古畑 VS イチロウ
「キビシイ!!」とかいってももう誰もわからないかもしれないが、イチロウが古畑に出演した回をみた。イチロウの演技は野球のプレイと同様自然体の堂に入ったものだったが、三谷幸喜の脚本はいまひとつだったなと思う。殺人の動機が弱いし、謎解きもほとんどない。その前の石坂浩二と藤原竜也の回がすばらしかったものだからなおさらそう感じる。三谷幸喜はシチュエーションコメディーのように多少の穴が許されるものをたくみな概算法でまとめあげることには長けているのだけど、ミステリーのように寸分の狂いもなくはめこむ計算力は資質として持っていないのだと思う。まだ松嶋菜々子の最終話はみてないが、はたしてどうだろうか。
それよりぼくが評価したいのは年末にNHKで放映されていた伊東四朗主演「名探偵 赤富士鷹」だ。アガサ・クリスティー作品の翻案なので、ミステリーの部分のすばらしさはクリスティーに帰せられるべきだけど、見事に舞台を昭和初期の日本に置き換えた手際と、魅力的な人物の造型がよかった。イチロウもいいけどシロウもいい。「つん、つくつくつくつん」。
いえるうちにいうこと
Wars teach us not to love our enemies, but to hate our allies.
W. L. George
「戦争は、敵を愛することでなく、味方を憎むことを教えてくれる」。
確かに戦闘での死者より餓死や病死が多かった60年前のあの戦争ではそうだよな、とうなずいたりしながらも、自分の信念そっちのけで何事も面倒なことから逃げてしまうぼくは、召集令状がくるような状況だったら、逃げる勇気もなく、いやいや出征してしまったような気がする。戦争から逃げ出すことの方がよほど勇気のいることなのだ。それで、躊躇しながらも「敵」を何人か殺したりして、運良く生還できたときには、「戦争には正しい戦争と間違った戦争がある」なんてほざくようになり、反戦運動をする人を意気地無しとののしるようになったのかも知れない。

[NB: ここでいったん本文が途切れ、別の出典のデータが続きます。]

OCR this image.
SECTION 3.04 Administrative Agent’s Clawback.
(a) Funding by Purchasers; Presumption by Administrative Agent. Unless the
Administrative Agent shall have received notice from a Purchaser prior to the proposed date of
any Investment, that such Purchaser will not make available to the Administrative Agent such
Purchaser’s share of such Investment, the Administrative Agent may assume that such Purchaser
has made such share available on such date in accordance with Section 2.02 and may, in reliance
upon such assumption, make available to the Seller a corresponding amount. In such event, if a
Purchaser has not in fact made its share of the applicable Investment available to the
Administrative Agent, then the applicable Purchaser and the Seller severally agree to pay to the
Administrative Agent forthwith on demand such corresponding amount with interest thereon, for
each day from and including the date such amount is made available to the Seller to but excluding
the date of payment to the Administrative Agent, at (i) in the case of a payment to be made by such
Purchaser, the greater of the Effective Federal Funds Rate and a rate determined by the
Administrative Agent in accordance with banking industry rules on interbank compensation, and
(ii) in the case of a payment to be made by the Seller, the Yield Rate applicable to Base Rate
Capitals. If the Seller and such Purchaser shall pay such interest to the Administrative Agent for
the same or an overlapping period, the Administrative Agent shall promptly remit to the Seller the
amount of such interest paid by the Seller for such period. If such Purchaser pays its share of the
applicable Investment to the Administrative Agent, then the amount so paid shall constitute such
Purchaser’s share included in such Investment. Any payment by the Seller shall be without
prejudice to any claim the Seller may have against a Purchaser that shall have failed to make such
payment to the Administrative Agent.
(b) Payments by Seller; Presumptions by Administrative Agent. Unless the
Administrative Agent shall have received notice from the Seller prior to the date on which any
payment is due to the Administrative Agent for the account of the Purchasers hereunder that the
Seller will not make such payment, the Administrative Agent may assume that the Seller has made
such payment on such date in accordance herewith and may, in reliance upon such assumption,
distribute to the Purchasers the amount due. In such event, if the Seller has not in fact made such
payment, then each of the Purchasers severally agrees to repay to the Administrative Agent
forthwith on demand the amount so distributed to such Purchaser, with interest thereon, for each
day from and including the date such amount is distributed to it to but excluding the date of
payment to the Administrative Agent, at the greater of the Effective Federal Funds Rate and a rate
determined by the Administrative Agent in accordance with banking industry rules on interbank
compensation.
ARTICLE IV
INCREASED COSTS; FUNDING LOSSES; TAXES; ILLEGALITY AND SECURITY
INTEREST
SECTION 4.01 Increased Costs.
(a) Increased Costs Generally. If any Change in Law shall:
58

ぼくにかぎらず実は多くの人がそうなのではないだろうか。60年前のあの戦争でもおそらくは戦争の大義に疑問をもちつつ出征した人が少なからずいただろう。勇気をもって戦場から逃げ出すことのできるのはごく一部の人間だ。そういう勇気に期待しても戦争をなくすことはできない。だから、勇気がなくてもいえるうちにいっておかなくてはいけないのだ。「戦争なんてまっぴらごめんだ」と。